Recognition of maritime objects based on FLIR images using the method of eigenimages

2018 
The paper presents the method of recognition of marine objects based on their images taken by infrared sensors (FLIR — forward looking infrared) using the method of eigenimages analysis. This method is based on the principal component analysis (PCA) method that allows to reduce the dimensionality of the problem of image recognition. The paper presents a method of maritime objects recognition based on FLIR images consisting of the following stages: pre-processing of images from the pattern database, calculation of coordinates of images from the pattern database in a new reduced feature space, calculation of coordinates of image cluster centers, pre-processing of a new image, calculation of coordinates of a new image in the reduced feature space, calculation of the distances of the recognized image from all the image cluster centers in the pattern database and making a decision on choosing the most similar maritime object, or stating that there is no image satisfying the similarity condition in the pattern database.

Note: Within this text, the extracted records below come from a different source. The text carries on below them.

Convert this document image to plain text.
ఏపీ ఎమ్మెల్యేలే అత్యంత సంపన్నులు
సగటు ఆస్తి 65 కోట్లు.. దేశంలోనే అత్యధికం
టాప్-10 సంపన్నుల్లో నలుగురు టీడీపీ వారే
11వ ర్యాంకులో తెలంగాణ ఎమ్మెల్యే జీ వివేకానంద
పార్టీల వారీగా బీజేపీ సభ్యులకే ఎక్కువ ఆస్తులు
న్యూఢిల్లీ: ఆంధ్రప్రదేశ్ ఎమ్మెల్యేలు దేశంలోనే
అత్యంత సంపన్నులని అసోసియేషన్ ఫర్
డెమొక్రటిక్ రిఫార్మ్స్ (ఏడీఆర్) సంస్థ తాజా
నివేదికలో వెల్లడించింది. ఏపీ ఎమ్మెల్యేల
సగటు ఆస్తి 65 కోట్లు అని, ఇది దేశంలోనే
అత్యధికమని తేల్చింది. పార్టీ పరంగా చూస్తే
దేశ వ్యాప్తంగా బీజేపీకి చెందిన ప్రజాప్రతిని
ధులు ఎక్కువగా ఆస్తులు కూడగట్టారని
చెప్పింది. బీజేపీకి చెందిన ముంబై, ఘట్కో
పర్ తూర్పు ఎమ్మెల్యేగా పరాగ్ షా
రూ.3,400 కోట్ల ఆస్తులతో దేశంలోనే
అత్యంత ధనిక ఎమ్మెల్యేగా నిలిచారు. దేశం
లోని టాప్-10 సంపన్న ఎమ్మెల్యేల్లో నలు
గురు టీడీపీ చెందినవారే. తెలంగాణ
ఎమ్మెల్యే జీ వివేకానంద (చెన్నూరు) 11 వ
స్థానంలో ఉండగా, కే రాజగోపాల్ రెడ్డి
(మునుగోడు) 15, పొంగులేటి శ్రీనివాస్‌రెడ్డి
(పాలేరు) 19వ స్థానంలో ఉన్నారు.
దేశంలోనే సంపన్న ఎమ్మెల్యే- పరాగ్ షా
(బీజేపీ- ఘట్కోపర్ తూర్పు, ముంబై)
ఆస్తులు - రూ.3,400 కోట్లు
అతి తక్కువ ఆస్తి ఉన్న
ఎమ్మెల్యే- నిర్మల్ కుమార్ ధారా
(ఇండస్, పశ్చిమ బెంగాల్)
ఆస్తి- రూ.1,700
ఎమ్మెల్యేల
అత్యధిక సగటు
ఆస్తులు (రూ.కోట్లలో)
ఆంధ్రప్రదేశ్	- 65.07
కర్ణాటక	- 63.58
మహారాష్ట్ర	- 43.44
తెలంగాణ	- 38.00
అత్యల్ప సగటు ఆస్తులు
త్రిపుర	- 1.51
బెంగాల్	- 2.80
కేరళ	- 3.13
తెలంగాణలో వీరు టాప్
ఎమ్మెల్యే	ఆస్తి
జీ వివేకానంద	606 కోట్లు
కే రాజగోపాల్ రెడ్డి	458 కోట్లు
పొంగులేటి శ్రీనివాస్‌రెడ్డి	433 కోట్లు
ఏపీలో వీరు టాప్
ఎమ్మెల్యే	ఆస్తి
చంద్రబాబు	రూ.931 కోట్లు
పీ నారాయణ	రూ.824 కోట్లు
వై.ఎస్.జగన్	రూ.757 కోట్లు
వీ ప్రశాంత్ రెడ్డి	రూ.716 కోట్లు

The combination of the principal component analysis (PCA) method with the method of eigenimages analysis reduces the dimensionality of the recognition problem. The original dimension is equal to the number of pixels in each image. It must be equal for all the images from pattern database and the image being recognized. The final value of the problem dimension is equal to the number of image clusters in the pattern database. In some situations, the dimensionality of the problem can be reduced due to the low eigenvalues of the matrix of Karhunen-Loeve transformation. The final part of the paper presents the preliminary results of the study of the developed method of classifying maritime objects using a certain set of FLIR images registered in the Baltic Sea.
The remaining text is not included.